All the next week this went on. Isn’t it odd how a man will go up to his neck in quicksand before he’ll go up to a woman? Okay. It would be Monday then, late Monday, with a scrap of wind caught in the awning, dusk with its small hand on the glass, and she was huddled over a bin of something I didn’t know the name for. When she looked at me, she brushed away the hair from her eyes with the back of her hand, and she was so beautiful you would love her in a very small room or in no room at all.
“Anna,” I said, going up to her, that word a stone for the throat, “Anna,” I said, “my pantry’s full.”

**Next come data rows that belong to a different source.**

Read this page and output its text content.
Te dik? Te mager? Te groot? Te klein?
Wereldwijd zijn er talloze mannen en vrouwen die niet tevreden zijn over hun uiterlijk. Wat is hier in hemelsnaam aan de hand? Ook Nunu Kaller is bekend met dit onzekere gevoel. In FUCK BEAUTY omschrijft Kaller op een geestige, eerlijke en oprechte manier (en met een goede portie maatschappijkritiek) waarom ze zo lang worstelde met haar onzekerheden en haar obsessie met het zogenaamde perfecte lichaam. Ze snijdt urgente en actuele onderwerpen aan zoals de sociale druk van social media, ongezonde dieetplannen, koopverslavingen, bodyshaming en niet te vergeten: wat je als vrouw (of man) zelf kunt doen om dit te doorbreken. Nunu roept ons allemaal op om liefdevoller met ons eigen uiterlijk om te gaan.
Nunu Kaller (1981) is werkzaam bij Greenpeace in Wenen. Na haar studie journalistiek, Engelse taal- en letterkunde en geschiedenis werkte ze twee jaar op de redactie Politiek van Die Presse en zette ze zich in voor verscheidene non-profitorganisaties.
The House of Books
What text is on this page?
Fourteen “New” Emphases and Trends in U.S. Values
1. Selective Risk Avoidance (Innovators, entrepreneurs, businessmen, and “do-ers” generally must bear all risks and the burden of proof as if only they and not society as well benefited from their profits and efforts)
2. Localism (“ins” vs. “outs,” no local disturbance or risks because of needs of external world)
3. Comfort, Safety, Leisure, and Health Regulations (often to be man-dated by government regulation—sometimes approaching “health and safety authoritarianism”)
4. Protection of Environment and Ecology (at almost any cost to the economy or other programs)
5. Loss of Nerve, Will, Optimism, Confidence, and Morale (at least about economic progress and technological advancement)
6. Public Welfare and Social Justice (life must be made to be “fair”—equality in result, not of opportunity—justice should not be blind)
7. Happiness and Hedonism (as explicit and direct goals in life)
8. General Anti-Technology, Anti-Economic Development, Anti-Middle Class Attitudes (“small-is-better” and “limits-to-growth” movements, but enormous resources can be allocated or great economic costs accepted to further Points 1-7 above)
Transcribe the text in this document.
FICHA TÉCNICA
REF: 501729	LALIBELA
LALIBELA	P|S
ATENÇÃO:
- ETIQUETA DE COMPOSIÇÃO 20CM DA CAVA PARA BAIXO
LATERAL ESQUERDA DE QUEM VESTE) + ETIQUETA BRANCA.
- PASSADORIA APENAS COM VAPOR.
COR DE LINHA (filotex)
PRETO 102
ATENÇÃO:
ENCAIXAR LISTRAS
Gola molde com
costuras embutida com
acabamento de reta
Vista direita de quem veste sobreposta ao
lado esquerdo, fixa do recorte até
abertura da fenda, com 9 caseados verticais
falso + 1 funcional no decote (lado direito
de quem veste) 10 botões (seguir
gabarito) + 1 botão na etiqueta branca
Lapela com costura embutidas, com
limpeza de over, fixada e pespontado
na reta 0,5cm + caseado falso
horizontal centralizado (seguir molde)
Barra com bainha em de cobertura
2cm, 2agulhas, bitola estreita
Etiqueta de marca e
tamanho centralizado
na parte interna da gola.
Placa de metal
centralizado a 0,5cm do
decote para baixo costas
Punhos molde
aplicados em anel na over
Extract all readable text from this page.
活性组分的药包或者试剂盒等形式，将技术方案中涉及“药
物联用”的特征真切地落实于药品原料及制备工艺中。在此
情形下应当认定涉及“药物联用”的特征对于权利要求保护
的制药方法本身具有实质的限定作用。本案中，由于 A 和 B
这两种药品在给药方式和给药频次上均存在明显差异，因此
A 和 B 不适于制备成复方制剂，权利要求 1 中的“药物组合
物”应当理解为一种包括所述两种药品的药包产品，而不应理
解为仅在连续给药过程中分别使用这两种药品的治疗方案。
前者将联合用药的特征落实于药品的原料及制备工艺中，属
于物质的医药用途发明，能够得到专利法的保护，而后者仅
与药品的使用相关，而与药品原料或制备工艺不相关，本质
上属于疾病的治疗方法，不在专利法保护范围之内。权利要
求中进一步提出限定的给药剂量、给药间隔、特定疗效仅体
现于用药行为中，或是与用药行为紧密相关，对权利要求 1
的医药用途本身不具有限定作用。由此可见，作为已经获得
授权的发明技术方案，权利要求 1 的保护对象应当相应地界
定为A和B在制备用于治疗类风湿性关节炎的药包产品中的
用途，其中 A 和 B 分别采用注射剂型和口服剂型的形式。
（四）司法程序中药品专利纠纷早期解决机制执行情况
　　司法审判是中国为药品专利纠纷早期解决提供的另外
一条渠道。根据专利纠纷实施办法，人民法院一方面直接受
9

This piece had people nodding along and delighting in the word play and was the kind of piece Eddie would write more of and read at subsequent open mics in the next couple years as Writers’ Bloc became a thriving, well-attended event. Eddie would often finish his readings with a poem, probably one that stuck in one’s cranium for the next day or two or week. His poems did what the best poetry does: make you sit up and pay a closer kind of attention, the kind that elicits gooseflesh, the kind that makes leaps, the kind that makes the heart leap. The kind that was, itself, like Eddie Micus at his finest: arresting and poignant.
“Arm-Wrestling”
by Edward Micus
They have propped their elbows on the back table at Maggie’s Saloon, two hinges primeval, evolved in natural rubber and bone, a fulcrum where a billion years have swung, and above each hinge a tattoo farm. Now we have the hooking up, the forearms join along a seam. It could be a kind of mating. Two thumbs embrace to make a hitch, then palm to palm, eight fingerhooks. Inside each arm a band of muscles, strung and tuned, plays the battle hymn.
The heart shifts gears, blood hurries along, something triggers in the groin. I know a woman who, if you love her enough, will lie beside you and settle the back of her hand along your cheek, or your temple, say, with the palm facing out to show there is nothing in the hand a kind of surrender, if you like, as if you had won.
“Three Sons”
by Edward Micus
I have three sons one day. If the weather with their mother is fair by phone, I drive to Sunday town, pull up to a yellow house. Three boys step down and fall across the lawn. The oldest one wears a gold circle in his ear. The middle boy is mostly grown. He still waves a child’s hand. They fill the car with words. I split my heart into thirds. Last week I swear we had a bigger car.We burn hot dogs at the park.I count their bones.At 9:00 they become un-sons again.I say goodnight and turn them in.“Gotcha last,” the youngest says. Every mile of highway back asks what father is.